This is a data processing system that fetches power system data from an external API, performs data filtering, conversion, and aggregation, and then publishes the processed data to a Kafka broker for further consumption or analysis.
- Fetches power system data from an external API.
- Filters the data based on a specified time window (last 5 minutes every minute).
- Converts the filtered data into a structured format (DataFrame).
- Performs data aggregation on selected fields.
- Publishes the processed data to a Kafka broker for further consumption.
- Provides a consumer module to consume and process the data from the Kafka broker for furthur downstream tasks.
The system consists of the following components:
- utils.py: A module that contains the
DataProcessor
class responsible for data filtering, conversion, and aggregation. - producer.py: A module that contains the
KafkaProducer
class for publishing the processed data to a Kafka broker. - consumer.py: A module that contains the
Consumer
class for consuming and processing data from the Kafka broker. - config.py: A configuration file that stores Kafka broker settings and other system configurations.

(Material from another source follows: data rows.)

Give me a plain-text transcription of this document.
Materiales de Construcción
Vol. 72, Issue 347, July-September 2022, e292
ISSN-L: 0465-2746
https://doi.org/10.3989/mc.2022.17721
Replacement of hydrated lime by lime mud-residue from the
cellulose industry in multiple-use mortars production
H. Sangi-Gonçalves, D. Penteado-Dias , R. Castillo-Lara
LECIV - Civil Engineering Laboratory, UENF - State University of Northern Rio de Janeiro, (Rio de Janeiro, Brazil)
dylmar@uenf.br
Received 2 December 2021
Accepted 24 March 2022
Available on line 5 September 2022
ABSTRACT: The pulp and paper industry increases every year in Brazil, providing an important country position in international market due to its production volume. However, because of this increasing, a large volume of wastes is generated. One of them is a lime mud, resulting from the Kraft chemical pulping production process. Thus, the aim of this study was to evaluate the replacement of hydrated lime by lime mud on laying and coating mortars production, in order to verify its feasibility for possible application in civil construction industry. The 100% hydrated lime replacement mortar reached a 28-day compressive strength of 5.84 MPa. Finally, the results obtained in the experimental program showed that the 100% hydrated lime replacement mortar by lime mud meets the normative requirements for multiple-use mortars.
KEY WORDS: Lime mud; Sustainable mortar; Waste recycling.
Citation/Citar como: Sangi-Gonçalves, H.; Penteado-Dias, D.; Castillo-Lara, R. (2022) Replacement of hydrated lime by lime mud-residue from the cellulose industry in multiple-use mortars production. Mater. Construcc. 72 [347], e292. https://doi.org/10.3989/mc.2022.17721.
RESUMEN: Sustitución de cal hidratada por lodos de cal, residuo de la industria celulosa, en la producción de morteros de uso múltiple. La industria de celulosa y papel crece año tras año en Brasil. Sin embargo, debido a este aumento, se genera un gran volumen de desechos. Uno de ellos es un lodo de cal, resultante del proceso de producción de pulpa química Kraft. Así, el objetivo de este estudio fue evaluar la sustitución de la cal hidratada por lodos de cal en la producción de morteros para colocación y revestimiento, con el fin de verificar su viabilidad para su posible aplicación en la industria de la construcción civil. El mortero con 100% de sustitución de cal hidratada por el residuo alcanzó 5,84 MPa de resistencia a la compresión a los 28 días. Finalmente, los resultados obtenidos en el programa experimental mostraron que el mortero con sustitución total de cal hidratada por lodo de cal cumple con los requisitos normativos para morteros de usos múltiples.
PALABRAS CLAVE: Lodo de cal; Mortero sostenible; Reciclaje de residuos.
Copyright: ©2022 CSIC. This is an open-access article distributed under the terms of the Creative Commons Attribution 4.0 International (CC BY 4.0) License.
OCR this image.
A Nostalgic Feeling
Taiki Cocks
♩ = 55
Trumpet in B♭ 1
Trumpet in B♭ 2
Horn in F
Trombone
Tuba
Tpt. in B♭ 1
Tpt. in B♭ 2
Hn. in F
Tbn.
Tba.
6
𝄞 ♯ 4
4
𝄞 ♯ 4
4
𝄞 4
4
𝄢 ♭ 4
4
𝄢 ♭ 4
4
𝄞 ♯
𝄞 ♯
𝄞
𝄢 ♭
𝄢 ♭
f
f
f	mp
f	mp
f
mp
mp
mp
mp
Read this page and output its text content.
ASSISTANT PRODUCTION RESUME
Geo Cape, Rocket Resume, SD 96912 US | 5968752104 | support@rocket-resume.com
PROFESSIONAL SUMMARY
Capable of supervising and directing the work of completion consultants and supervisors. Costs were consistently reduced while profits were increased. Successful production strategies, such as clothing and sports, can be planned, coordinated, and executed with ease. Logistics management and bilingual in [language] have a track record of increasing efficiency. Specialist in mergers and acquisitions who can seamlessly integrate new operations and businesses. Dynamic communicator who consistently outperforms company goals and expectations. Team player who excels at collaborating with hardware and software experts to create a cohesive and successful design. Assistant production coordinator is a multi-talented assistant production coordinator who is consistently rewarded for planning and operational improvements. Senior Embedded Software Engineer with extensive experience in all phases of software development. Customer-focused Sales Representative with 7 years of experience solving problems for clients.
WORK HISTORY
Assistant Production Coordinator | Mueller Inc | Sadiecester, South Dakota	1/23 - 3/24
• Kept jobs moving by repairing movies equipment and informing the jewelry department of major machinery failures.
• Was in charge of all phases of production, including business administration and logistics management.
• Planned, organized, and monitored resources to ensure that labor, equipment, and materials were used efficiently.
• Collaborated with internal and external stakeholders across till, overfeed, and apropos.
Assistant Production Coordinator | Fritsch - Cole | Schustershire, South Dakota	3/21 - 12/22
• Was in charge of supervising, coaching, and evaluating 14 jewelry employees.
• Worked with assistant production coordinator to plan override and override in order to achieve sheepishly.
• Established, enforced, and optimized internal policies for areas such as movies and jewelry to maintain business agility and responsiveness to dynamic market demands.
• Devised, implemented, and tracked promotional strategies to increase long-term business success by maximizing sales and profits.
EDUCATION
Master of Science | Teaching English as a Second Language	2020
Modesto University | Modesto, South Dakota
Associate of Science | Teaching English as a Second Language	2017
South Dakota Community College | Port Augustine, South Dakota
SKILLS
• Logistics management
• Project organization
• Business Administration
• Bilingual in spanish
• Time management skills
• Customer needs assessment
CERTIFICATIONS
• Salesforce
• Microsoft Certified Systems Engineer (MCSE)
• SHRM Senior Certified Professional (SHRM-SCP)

- utils.py: Utility functions used within the system, such as fetching data from the API and logging.
- docker-compose.yml: To run the Kafka broker container and Zookeeper container
- requirements.txt: All necessary libraries
To run the power system data processing system, follow these steps:
- Install the required dependencies by running
pip install -r requirements.txt
. - Configure the Kafka broker settings and other system configurations in the
config.py
file. Start the kafka broker and the Zookeeper:docker-compose up -d
- Run the producer.py:
python producer.py > producer.log &
- Run the consumer.py:
python consumer.py
The system will start fetching data from the external API, process it, and publish the processed data to the Kafka broker. The processed data can be consumed or further analyzed by other components or applications.